Cathy Knight-Scott, Curate

curate profile

I was born in Dorset and we moved regularly while I was growing up, so while I can call myself a ‘southerner’ (we never lived north of East Anglia), that’s probably as located as my heritage gets. I had a strong interest in science from the age of 7 when I was given my first ever astronomy book. This blew me away and led, eleven years later, to studying physics at Cambridge where I was one of just a dozen or so girls in a class of 150+

A die-hard atheist for most of my life, I completely bought the idea that science and religion were incompatible. I also disliked ‘in-your-face’ Christians of my generation (I didn’t know any others) and their reputation as misogynist homophobes.

After leaving university I worked in research in the avionics industry, but after a few years was seduced by the large sums of money on offer by the city of London to people who could program computers. I made a career in the City for over 20 years, eventually becoming Head of training for Europe Middle East and Africa.

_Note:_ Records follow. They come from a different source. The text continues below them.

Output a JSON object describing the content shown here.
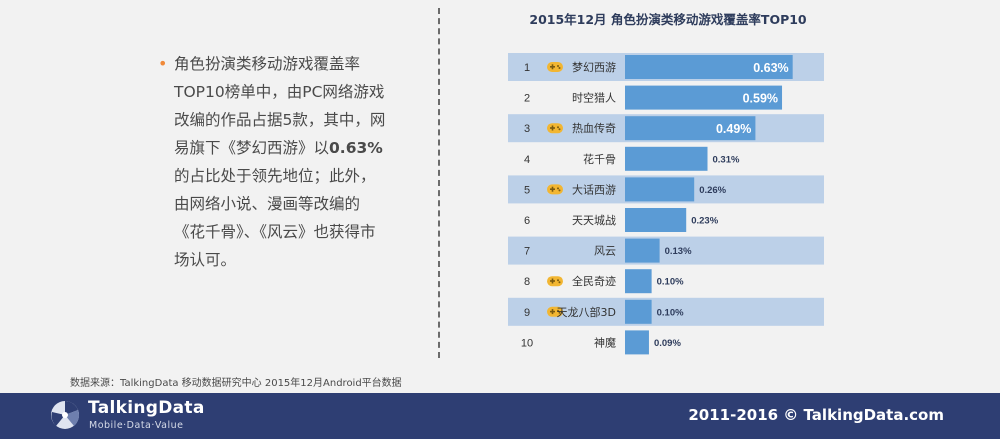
{
  "description": {
    "bullet": "•",
    "part1": "角色扮演类移动游戏覆盖率TOP10榜单中，由PC网络游戏改编的作品占据5款，其中，网易旗下《梦幻西游》以",
    "highlight": "0.63%",
    "part2": "的占比处于领先地位；此外，由网络小说、漫画等改编的《花千骨》、《风云》也获得市场认可。"
  },
  "source": "数据来源：TalkingData   移动数据研究中心   2015年12月Android平台数据",
  "footer": {
    "brand": "TalkingData",
    "tagline": "Mobile·Data·Value",
    "copyright": "2011-2016 © TalkingData.com"
  },
  "colors": {
    "bar": "#5b9bd5",
    "row_band": "#bcd0e8",
    "footer_bg": "#2e3e73",
    "pc_icon": "#f2b632"
  },
  "chart_data": {
    "type": "bar",
    "orientation": "horizontal",
    "title": "2015年12月 角色扮演类移动游戏覆盖率TOP10",
    "ranks": [
      "1",
      "2",
      "3",
      "4",
      "5",
      "6",
      "7",
      "8",
      "9",
      "10"
    ],
    "categories": [
      "梦幻西游",
      "时空猎人",
      "热血传奇",
      "花千骨",
      "大话西游",
      "天天城战",
      "风云",
      "全民奇迹",
      "天龙八部3D",
      "神魔"
    ],
    "values": [
      0.63,
      0.59,
      0.49,
      0.31,
      0.26,
      0.23,
      0.13,
      0.1,
      0.1,
      0.09
    ],
    "value_labels": [
      "0.63%",
      "0.59%",
      "0.49%",
      "0.31%",
      "0.26%",
      "0.23%",
      "0.13%",
      "0.10%",
      "0.10%",
      "0.09%"
    ],
    "pc_game_icon": [
      true,
      false,
      true,
      false,
      true,
      false,
      false,
      true,
      true,
      false
    ],
    "icon": "gamepad-icon",
    "xlim": [
      0,
      0.65
    ]
  }
}
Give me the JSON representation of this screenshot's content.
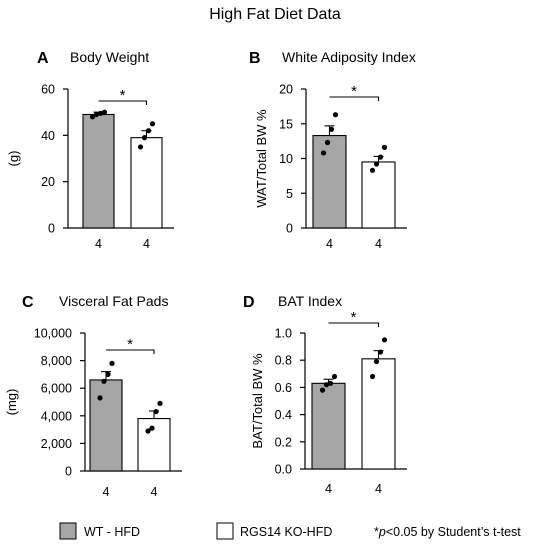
{
  "figure": {
    "title": "High Fat Diet Data",
    "legend": [
      {
        "label": "WT - HFD",
        "color": "#a6a6a6"
      },
      {
        "label": "RGS14 KO-HFD",
        "color": "#ffffff"
      }
    ],
    "footnote": {
      "prefix": "*",
      "italic": "p",
      "suffix": "<0.05 by Student’s t-test"
    }
  },
  "chart_data": [
    {
      "type": "bar",
      "panel_letter": "A",
      "title": "Body Weight",
      "ylabel": "(g)",
      "ylim": [
        0,
        60
      ],
      "yticks": [
        0,
        20,
        40,
        60
      ],
      "ytick_labels": [
        "0",
        "20",
        "40",
        "60"
      ],
      "categories": [
        "4",
        "4"
      ],
      "values": [
        49,
        39
      ],
      "errors": [
        1,
        3
      ],
      "points": [
        [
          48,
          49,
          49.5,
          50
        ],
        [
          35,
          39,
          42,
          45
        ]
      ],
      "significance": "*"
    },
    {
      "type": "bar",
      "panel_letter": "B",
      "title": "White Adiposity Index",
      "ylabel": "WAT/Total BW %",
      "ylim": [
        0,
        20
      ],
      "yticks": [
        0,
        5,
        10,
        15,
        20
      ],
      "ytick_labels": [
        "0",
        "5",
        "10",
        "15",
        "20"
      ],
      "categories": [
        "4",
        "4"
      ],
      "values": [
        13.3,
        9.5
      ],
      "errors": [
        1.4,
        0.8
      ],
      "points": [
        [
          10.8,
          12.3,
          14.2,
          16.3
        ],
        [
          8.3,
          9.2,
          10.2,
          11.6
        ]
      ],
      "significance": "*"
    },
    {
      "type": "bar",
      "panel_letter": "C",
      "title": "Visceral Fat Pads",
      "ylabel": "(mg)",
      "ylim": [
        0,
        10000
      ],
      "yticks": [
        0,
        2000,
        4000,
        6000,
        8000,
        10000
      ],
      "ytick_labels": [
        "0",
        "2,000",
        "4,000",
        "6,000",
        "8,000",
        "10,000"
      ],
      "categories": [
        "4",
        "4"
      ],
      "values": [
        6600,
        3800
      ],
      "errors": [
        600,
        550
      ],
      "points": [
        [
          5300,
          6500,
          7000,
          7800
        ],
        [
          2900,
          3100,
          4300,
          4900
        ]
      ],
      "significance": "*"
    },
    {
      "type": "bar",
      "panel_letter": "D",
      "title": "BAT Index",
      "ylabel": "BAT/Total BW %",
      "ylim": [
        0,
        1.0
      ],
      "yticks": [
        0,
        0.2,
        0.4,
        0.6,
        0.8,
        1.0
      ],
      "ytick_labels": [
        "0.0",
        "0.2",
        "0.4",
        "0.6",
        "0.8",
        "1.0"
      ],
      "categories": [
        "4",
        "4"
      ],
      "values": [
        0.63,
        0.81
      ],
      "errors": [
        0.03,
        0.06
      ],
      "points": [
        [
          0.58,
          0.62,
          0.63,
          0.68
        ],
        [
          0.68,
          0.79,
          0.86,
          0.95
        ]
      ],
      "significance": "*"
    }
  ]
}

During this time I had two children, Philip and Nicole, now in their early twenties (twins): one of the best things that ever happened to me.

When they were teenagers, my marriage fell apart – something I found devastating and I felt such a failure.

I took up meditation and I explored Buddhism for a few months and even went on a Buddhist retreat. But it was not to be: one momentous day I found myself in a small chapel, in floods of tears, knowing that was where I belonged, like it or not. Loved and lost and found and forgiven, it was my first experience of Grace.

I left a career in the city knowing I was not following the right path: I am one of the few people for whom the banking crisis was fortunate, as I was able to volunteer and receive a redundancy payment sufficient to support my family while I re-trained as a physics teacher.

However, this just did not seem to be enough and within a few months I admitted that I should at least offer myself for the priesthood. Astonishingly I was accepted and I left to train in Oxford after just a year of teaching.

I am delighted to be serving my curacy in Orpington – I have found everyone, both in and out of church, to be friendly and welcoming.